Приметив растерянность Собинки, сказал:
— Если случай выйдет, поймёшь сам. А нет, — значит, так тому и быть…
Собинка, по всегдашней своей привычке, молча кивнул головой: об чём, мол, толковать?
— И ещё…
Развязал Евдоким пояс. Снял нож в кожаных ножнах, коим Собинка давно любовался. Более ему нравился, нежели нарядный чужеземный кинжал, подобранный Авдюшкой.
— Другой мой подарок. Кончились мирные дни. Начинаются ратные. Без оружия воин — всё одно что лук без тетивы. Мало от него пользы. Сдаётся мне, быть тебе рано или поздно в деле. Не устоишь в стороне. И нож этот, что служил мне верою и правдою, тебе послужит!
— А ты как? — спросил Собинка, принимая драгоценный дар.
— Будь спокоен. Добуду себе оружие. У меня с Ордой свои счёты. Не ради плотницкой работы я тут.
— Спасибо! — волнуясь, сказал Собинка. Расстегнул ворот рубахи и сунул нож за пазуху.
— Нет, дружище! — остановил Евдоким. — Погоди! Нож за пазухой держат воры да трусливые, слабые духом люди. Носи его, как я носил. На поясе. Вещь он нужная для многих дел. Хлеба ли отрезать кусок, поправить лук али чего другое — без него не обойтись.
И опять молчком согласно кивнул головой Собинка. Приладил Евдокимов подарок к своему ременному пояску. Сдвинул на левый бок. Ловчее так, коли понадобится, достать из ножен.
Деревянную куклу сунул за пазуху. Против чего Евдоким не возразил ни единым словом. Вздохнул только.
— Ладно, парень. Чего травить душу? Пойдём отсюда!
— Погоди чуток, — попросил Собинка. — Впервой я тут.
— Добро, — согласился Евдоким, будто с ровней. — Не на пожар торопимся.
— А там, — кивнул Собинка на другой берег, — земля уже ихняя?
— Нет. Сначала лежат рязанские земли, великие князья коих ох как временами враждовали с великими князьями московскими.
— Шли против своих, значит, русских?!
— Да, друже, — с горечью подтвердил Евдоким. — Два года спустя после битвы на Куликовом поле великий князь рязанский Олег указал хану Тохтамышу, который шёл на Москву, броды через Оку. И были вместе с ханом Тохтамышем русские же князья суздальско-нижегородские Василий и Семён Дмитриевичи.
— И взяли Москву?
— Не силой.
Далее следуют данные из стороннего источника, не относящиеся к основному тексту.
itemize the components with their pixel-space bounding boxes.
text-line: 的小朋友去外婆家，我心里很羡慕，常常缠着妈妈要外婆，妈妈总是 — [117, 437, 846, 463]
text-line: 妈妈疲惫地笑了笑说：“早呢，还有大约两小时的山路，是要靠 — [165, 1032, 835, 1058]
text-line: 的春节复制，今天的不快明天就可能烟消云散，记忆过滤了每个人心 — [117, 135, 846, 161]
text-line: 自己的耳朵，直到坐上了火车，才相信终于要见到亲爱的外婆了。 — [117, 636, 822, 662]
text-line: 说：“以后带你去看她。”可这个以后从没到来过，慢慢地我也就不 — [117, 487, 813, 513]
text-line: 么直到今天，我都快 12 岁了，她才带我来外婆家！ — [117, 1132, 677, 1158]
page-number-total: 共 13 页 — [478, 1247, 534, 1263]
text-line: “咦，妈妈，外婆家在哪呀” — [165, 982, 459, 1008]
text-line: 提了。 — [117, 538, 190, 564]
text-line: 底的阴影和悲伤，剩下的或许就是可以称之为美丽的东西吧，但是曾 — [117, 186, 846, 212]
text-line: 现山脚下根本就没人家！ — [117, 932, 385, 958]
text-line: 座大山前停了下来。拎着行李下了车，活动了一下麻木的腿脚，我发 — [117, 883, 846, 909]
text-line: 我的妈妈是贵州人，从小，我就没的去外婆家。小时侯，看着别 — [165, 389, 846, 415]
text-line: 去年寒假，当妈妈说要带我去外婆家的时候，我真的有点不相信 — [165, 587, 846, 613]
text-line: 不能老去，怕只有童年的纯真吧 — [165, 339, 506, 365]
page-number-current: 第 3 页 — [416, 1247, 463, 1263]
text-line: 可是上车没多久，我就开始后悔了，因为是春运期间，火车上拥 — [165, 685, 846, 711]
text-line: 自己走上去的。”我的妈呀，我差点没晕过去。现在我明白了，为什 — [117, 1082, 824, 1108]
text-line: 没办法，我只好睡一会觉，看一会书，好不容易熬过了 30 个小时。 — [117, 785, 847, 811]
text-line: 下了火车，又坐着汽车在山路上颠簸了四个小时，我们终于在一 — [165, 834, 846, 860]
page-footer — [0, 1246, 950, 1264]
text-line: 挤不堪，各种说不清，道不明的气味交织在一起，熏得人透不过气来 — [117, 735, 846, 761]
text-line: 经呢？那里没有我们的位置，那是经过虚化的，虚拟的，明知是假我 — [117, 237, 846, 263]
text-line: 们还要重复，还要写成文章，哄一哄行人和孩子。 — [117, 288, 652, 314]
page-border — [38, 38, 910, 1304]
Ложью и обманом. После трёхдневного безуспешного приступа. А взявши, разорили и сожгли дотла. Народу перебили — неведомо сколько…
— А ныне Рязань с кем?
— С нами. Только и Ахмат не один, в союзе с великим князем литовским и королём польским Казимиром.
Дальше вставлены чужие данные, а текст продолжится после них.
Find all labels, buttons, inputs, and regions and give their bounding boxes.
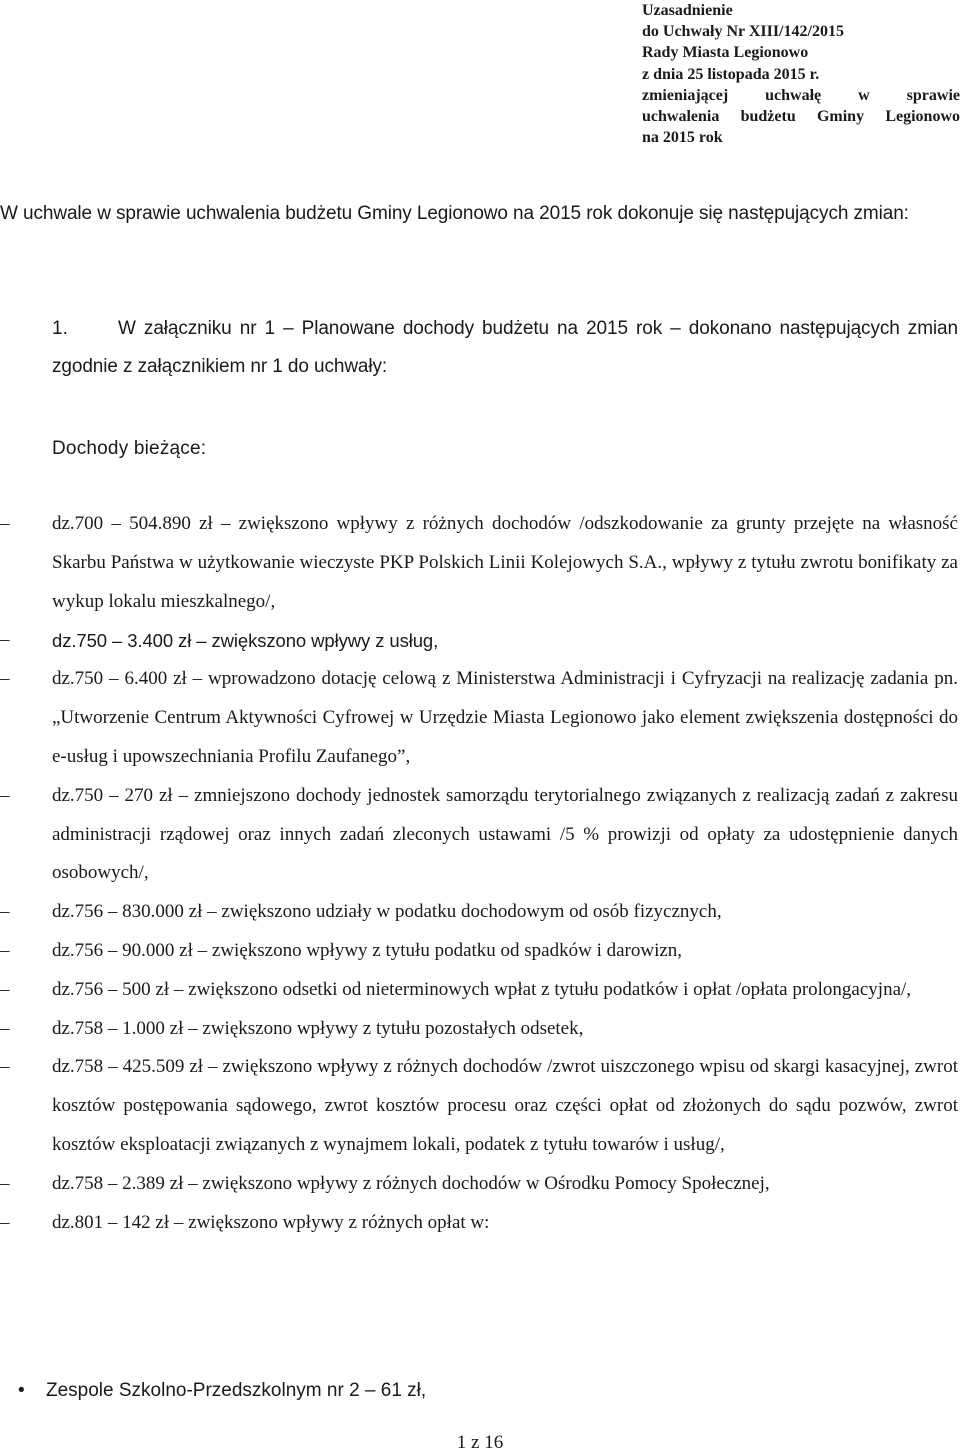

Почудились Собинке топот и ржание коней на другом берегу.
Схватил Евдокима за руку:
— Скачет там кто-то…
— Наши кони, на берегу нашем, — успокоил Евдоким.
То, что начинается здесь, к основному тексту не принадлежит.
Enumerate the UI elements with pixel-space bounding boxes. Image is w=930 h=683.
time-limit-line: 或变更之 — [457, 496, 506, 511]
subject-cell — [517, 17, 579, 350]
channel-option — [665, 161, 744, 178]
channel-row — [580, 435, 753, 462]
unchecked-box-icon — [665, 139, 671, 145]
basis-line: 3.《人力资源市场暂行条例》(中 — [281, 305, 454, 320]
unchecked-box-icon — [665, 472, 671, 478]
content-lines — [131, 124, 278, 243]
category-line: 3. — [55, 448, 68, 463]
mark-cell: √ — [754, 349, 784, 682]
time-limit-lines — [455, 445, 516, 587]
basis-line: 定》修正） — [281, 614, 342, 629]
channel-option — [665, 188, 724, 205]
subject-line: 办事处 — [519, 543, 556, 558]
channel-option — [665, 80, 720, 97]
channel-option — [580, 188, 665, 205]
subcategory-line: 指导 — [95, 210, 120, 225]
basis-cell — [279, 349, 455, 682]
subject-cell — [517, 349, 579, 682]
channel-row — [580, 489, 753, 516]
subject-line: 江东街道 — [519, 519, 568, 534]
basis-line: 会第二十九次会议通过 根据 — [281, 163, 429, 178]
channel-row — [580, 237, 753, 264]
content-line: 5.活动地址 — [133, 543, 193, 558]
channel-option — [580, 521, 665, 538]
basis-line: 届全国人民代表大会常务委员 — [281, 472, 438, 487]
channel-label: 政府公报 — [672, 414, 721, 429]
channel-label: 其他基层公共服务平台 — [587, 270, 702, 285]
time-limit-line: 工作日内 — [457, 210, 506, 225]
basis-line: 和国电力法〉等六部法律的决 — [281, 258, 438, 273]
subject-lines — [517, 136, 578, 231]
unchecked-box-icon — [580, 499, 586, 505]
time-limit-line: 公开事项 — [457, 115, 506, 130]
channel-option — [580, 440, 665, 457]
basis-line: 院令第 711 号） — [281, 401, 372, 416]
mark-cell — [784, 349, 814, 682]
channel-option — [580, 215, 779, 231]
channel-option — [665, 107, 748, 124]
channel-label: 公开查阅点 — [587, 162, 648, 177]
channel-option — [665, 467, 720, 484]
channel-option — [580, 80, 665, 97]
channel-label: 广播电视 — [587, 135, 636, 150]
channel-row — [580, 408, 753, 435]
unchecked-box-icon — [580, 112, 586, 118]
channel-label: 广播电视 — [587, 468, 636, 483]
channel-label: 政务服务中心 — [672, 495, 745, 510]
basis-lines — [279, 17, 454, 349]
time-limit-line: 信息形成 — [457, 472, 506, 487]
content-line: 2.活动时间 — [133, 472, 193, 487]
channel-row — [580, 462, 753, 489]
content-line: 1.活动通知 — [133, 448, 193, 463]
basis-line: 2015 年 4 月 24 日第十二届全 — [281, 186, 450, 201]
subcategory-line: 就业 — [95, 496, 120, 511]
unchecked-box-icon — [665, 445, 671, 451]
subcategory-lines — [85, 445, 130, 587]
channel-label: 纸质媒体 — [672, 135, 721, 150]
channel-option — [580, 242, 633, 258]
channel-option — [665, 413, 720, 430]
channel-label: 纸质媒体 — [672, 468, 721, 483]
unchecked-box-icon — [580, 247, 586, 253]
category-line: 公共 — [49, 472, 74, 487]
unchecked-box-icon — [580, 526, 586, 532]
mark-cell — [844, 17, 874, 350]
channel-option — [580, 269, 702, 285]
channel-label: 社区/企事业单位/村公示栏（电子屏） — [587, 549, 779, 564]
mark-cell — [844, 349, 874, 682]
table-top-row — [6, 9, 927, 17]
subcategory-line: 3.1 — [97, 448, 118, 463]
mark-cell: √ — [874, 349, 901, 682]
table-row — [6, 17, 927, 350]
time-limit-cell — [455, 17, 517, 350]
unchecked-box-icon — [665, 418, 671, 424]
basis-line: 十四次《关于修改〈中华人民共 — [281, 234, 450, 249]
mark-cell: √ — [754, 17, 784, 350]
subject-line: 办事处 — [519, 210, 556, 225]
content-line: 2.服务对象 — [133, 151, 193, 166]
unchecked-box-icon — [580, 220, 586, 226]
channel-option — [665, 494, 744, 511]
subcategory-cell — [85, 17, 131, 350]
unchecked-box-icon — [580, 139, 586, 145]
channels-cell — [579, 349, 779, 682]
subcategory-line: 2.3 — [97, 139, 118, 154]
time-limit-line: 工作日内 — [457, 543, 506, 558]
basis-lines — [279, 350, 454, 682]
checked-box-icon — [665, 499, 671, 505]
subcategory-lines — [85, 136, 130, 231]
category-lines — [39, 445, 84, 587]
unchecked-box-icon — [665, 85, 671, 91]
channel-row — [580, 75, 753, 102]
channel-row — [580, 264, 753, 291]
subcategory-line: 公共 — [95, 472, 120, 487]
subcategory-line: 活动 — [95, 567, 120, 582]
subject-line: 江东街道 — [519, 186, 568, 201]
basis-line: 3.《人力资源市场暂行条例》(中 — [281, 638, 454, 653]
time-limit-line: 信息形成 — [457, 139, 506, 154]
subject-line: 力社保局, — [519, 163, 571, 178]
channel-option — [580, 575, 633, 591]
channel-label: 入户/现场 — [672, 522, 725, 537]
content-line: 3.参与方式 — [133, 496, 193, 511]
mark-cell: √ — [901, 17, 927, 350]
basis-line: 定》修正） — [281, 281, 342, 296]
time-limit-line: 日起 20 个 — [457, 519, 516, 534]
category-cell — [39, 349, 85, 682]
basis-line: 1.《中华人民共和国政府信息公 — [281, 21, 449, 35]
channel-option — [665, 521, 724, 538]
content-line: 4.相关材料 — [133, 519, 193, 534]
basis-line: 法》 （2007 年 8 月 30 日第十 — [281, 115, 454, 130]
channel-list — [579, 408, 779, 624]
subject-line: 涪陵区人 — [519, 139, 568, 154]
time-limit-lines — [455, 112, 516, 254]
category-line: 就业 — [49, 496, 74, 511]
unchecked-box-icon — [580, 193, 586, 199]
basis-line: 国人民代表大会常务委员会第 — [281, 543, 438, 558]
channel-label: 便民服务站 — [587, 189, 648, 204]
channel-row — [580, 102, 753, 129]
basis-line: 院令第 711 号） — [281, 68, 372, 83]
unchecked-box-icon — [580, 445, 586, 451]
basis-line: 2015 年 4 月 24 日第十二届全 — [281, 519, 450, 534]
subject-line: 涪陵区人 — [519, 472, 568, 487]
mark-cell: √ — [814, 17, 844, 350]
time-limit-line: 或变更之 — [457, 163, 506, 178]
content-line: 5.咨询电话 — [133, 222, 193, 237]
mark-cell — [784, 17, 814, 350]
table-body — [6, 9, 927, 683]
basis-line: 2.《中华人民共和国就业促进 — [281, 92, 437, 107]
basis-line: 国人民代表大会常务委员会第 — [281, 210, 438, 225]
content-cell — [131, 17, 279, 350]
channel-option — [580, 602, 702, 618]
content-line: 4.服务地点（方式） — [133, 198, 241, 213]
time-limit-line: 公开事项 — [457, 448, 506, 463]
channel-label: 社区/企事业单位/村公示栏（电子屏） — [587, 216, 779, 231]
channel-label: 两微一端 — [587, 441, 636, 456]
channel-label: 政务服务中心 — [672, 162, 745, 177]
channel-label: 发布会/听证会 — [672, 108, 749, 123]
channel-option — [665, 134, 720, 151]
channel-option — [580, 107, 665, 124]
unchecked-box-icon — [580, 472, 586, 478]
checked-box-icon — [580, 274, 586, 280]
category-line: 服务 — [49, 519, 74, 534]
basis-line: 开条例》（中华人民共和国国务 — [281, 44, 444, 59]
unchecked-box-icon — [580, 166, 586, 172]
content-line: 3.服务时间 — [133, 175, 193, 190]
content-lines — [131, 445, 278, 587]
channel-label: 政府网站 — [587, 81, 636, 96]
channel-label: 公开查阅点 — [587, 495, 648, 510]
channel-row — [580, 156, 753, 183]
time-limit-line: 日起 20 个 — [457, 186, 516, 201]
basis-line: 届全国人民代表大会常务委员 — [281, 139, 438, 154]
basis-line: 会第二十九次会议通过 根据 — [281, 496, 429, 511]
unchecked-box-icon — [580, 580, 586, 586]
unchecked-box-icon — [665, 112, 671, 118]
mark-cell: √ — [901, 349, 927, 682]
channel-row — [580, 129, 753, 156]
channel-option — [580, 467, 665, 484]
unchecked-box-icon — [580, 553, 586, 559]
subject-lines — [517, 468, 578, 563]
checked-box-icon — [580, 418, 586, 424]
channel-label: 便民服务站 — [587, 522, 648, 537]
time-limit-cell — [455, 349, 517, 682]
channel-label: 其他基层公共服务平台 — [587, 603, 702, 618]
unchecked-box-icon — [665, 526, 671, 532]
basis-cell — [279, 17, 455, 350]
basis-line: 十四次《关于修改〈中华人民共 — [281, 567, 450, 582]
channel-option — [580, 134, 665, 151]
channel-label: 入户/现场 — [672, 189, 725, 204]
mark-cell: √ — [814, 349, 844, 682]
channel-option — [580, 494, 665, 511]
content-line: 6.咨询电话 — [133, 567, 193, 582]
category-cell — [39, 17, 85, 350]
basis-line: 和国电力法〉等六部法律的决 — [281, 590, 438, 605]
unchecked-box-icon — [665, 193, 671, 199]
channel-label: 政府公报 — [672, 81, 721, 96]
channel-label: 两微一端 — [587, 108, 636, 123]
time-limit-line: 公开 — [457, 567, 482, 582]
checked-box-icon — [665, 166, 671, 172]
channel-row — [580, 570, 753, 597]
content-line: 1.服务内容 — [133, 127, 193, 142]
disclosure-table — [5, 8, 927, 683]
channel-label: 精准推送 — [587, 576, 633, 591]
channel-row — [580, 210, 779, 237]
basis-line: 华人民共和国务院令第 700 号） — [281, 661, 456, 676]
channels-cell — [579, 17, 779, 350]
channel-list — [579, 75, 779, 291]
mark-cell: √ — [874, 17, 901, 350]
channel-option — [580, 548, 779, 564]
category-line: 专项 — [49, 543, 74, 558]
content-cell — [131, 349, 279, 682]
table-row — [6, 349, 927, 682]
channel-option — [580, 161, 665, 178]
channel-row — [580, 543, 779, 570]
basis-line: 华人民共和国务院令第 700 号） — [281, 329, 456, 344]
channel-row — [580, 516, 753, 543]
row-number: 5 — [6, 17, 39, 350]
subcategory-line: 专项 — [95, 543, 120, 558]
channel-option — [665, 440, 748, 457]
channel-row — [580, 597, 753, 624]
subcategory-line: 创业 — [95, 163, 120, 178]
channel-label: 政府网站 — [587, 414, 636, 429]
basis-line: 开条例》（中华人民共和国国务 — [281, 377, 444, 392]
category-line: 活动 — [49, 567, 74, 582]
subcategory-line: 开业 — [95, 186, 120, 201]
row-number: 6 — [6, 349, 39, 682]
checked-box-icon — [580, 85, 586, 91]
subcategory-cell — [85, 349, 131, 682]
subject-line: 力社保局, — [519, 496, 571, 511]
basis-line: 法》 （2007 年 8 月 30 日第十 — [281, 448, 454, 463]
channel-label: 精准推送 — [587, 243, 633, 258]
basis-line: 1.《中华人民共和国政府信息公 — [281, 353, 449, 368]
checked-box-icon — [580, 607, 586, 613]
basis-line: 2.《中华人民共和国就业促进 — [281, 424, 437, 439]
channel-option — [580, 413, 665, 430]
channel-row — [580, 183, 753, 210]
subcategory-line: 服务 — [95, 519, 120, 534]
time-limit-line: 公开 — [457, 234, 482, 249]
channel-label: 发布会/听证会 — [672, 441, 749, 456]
Вели на водопой коней русские воины. Загорались в вечерних сумерках костры многотысячного войска. Громкие приказы отдавали начальные люди. Перекликались рядовые воины. Кто-то запел песню. Подхватили её другие голоса.
Полки, приведённые великим князем Иваном Ивановичем, готовились к первой ночёвке на Берегу.